[26 January 2012]
This week’s New Yorker has an interesting essay on brainstorming (doesn’t work, it says). It brought my evil twin Enrique running, waving his copy in the air. “Look at this. Look at this!” he shouted.
I looked at the passage he pointed out. Pursuing the observation that “like it or not, human creativity has increasingly become a group process”, the author quotes one Ben Jones, a professor at the Kellogg School of Management at Northwestern University, who has quantified the trend away from solo work and towards work in teams.
“‘A hundred years ago, the Wright brothers could build an airplane all by themselves,’ Jones says. ‘Now Boeing needs hundreds of engineers just to design and produce the engines.’”
“Well,” I said to Enrique, “no question that teams are bigger today.” “But …” he spluttered. “But what?” I said. “But Boeing doesn’t make engines.” “They don’t?” (I love to play dumb; it drives Enrique speechless with frustration.
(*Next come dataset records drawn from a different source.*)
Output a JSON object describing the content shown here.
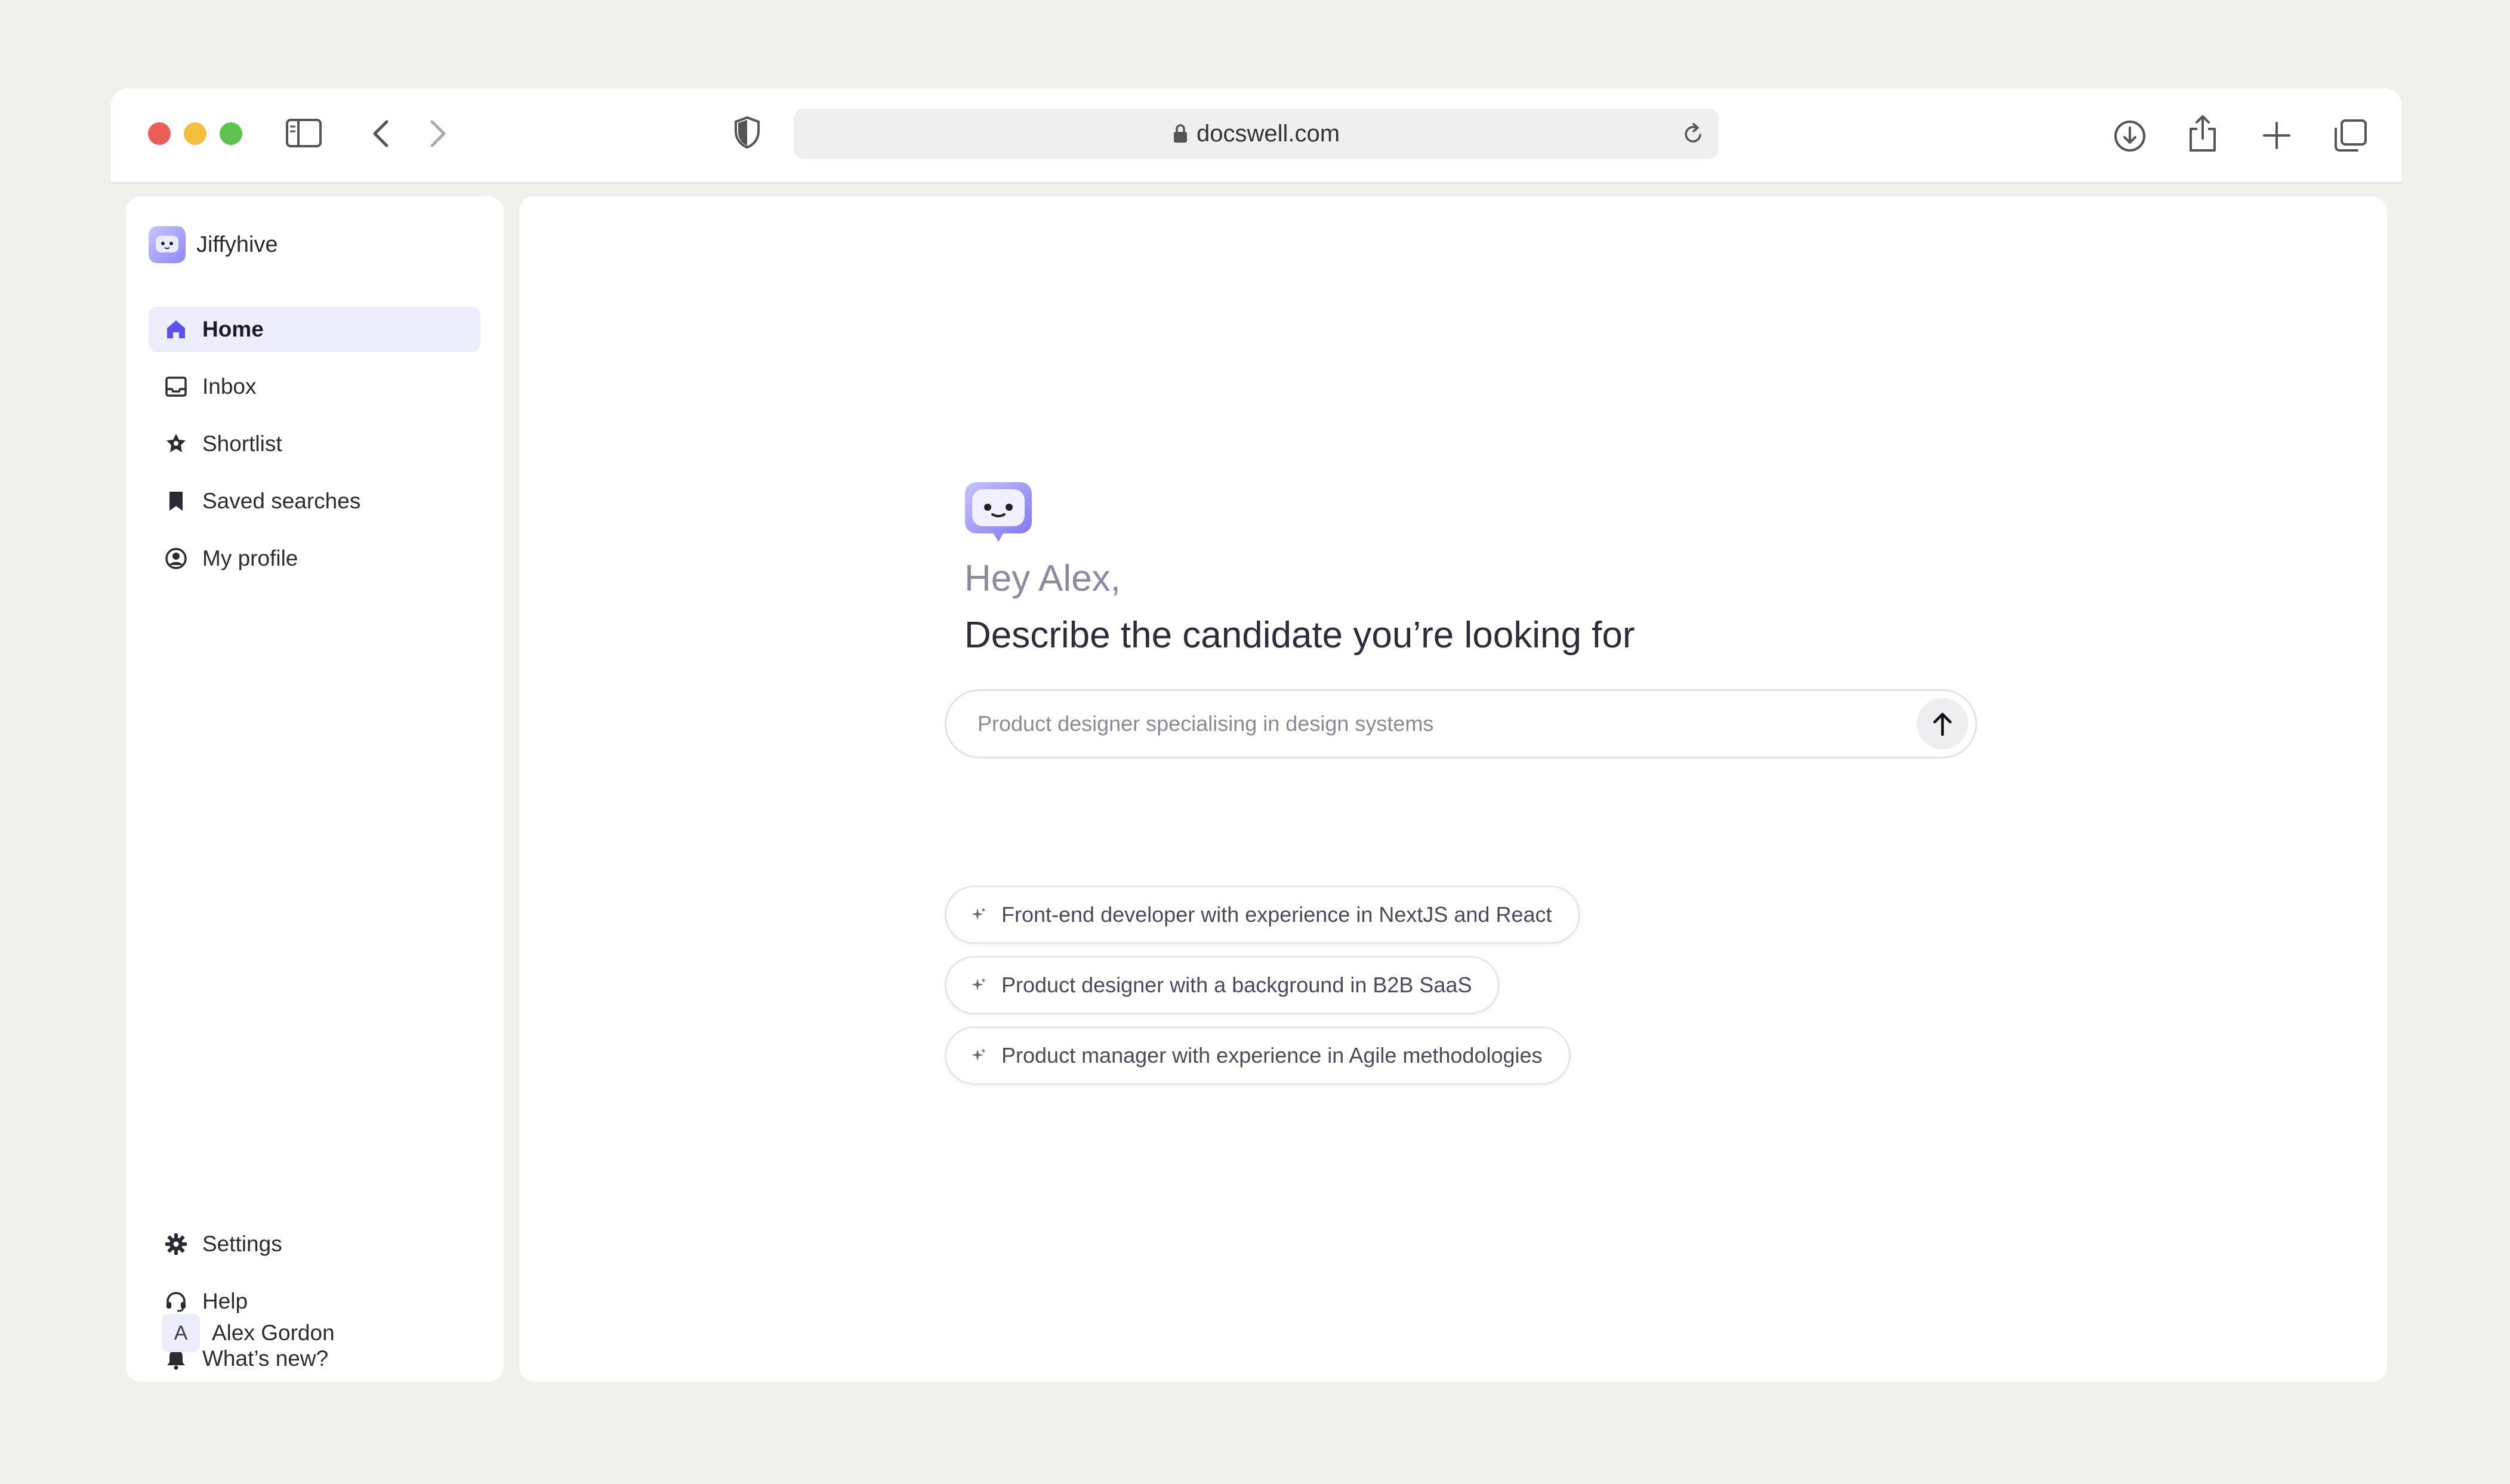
{
  "browser": {
    "url": "docswell.com"
  },
  "sidebar": {
    "brand": "Jiffyhive",
    "items": [
      {
        "label": "Home",
        "icon": "home-icon",
        "active": true
      },
      {
        "label": "Inbox",
        "icon": "inbox-icon",
        "active": false
      },
      {
        "label": "Shortlist",
        "icon": "shortlist-icon",
        "active": false
      },
      {
        "label": "Saved searches",
        "icon": "bookmark-icon",
        "active": false
      },
      {
        "label": "My profile",
        "icon": "profile-icon",
        "active": false
      }
    ],
    "bottom_items": [
      {
        "label": "Settings",
        "icon": "gear-icon"
      },
      {
        "label": "Help",
        "icon": "headset-icon"
      },
      {
        "label": "What’s new?",
        "icon": "bell-icon"
      }
    ],
    "user": {
      "initial": "A",
      "name": "Alex Gordon"
    }
  },
  "main": {
    "greeting": "Hey Alex,",
    "headline": "Describe the candidate you’re looking for",
    "search": {
      "placeholder": "Product designer specialising in design systems",
      "value": ""
    },
    "suggestions": [
      "Front-end developer with experience in NextJS and React",
      "Product designer with a background in B2B SaaS",
      "Product manager with experience in Agile methodologies"
    ]
  },
  "colors": {
    "accent": "#5b52e8",
    "active_nav_bg": "#eeedfc",
    "page_bg": "#f0f0ed"
  }
}
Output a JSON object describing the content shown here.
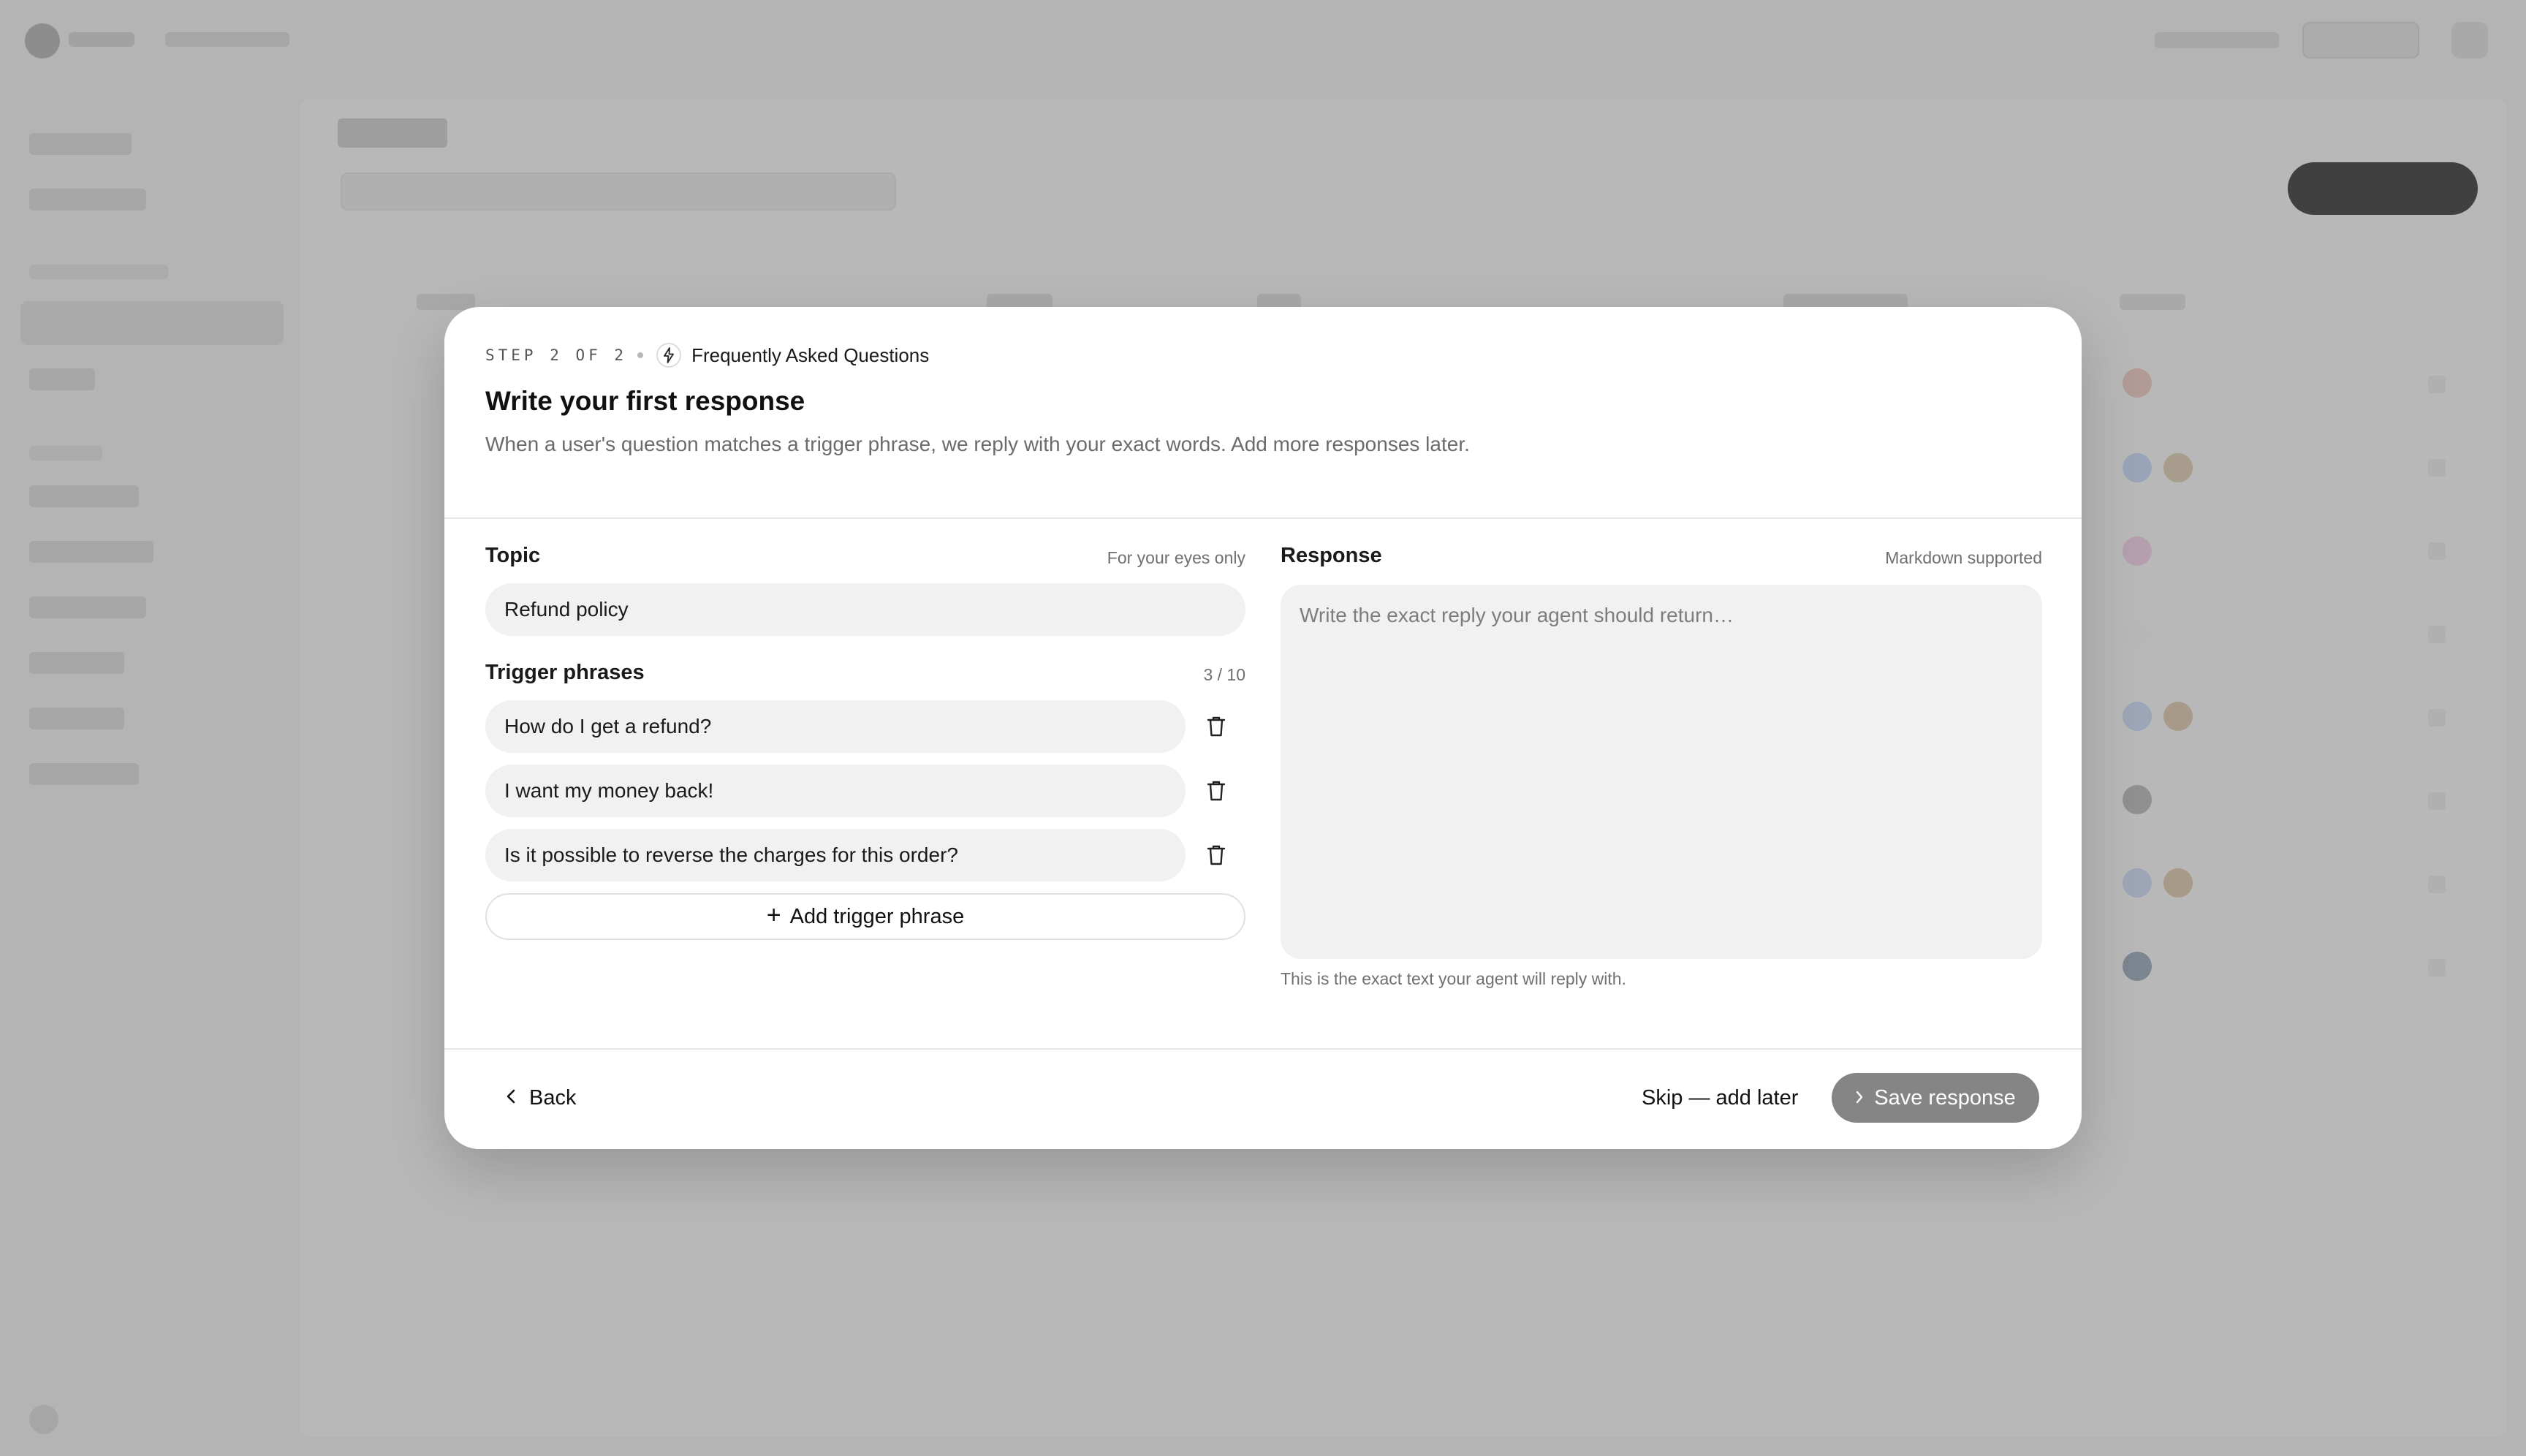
{
  "modal": {
    "step_label": "STEP 2 OF 2",
    "section_name": "Frequently Asked Questions",
    "title": "Write your first response",
    "description": "When a user's question matches a trigger phrase, we reply with your exact words. Add more responses later.",
    "topic": {
      "label": "Topic",
      "hint": "For your eyes only",
      "value": "Refund policy"
    },
    "triggers": {
      "label": "Trigger phrases",
      "count": "3 / 10",
      "items": [
        "How do I get a refund?",
        "I want my money back!",
        "Is it possible to reverse the charges for this order?"
      ],
      "add_label": "Add trigger phrase"
    },
    "response": {
      "label": "Response",
      "hint": "Markdown supported",
      "placeholder": "Write the exact reply your agent should return…",
      "help": "This is the exact text your agent will reply with."
    },
    "footer": {
      "back_label": "Back",
      "skip_label": "Skip — add later",
      "save_label": "Save response"
    }
  },
  "colors": {
    "overlay": "#b4b4b4",
    "modal_bg": "#ffffff",
    "field_bg": "#f1f1f1",
    "primary_disabled": "#858585",
    "text": "#111111",
    "muted": "#6b6b6b"
  },
  "icons": {
    "section": "bolt-icon",
    "trash": "trash-icon",
    "add": "plus-icon",
    "back": "chevron-left-icon",
    "save": "chevron-right-icon"
  }
}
But he seems to be right. If I’m reading their Web site correctly, Boeing hasn’t manufactured an engine since 1968, and those weren’t aircraft engines in any case.) “But what makes the airplane go, then?” “GE makes engines,” Enrique snarled. “Rolls-Royce makes engines. Pratt and Whitney makes engines. Boeing makes airframes” (along with many other things, I hasten to add, none of them engines). “How can someone be interested in specialization and not know that?”
Didn’t the New Yorker use to have a fact-checking department?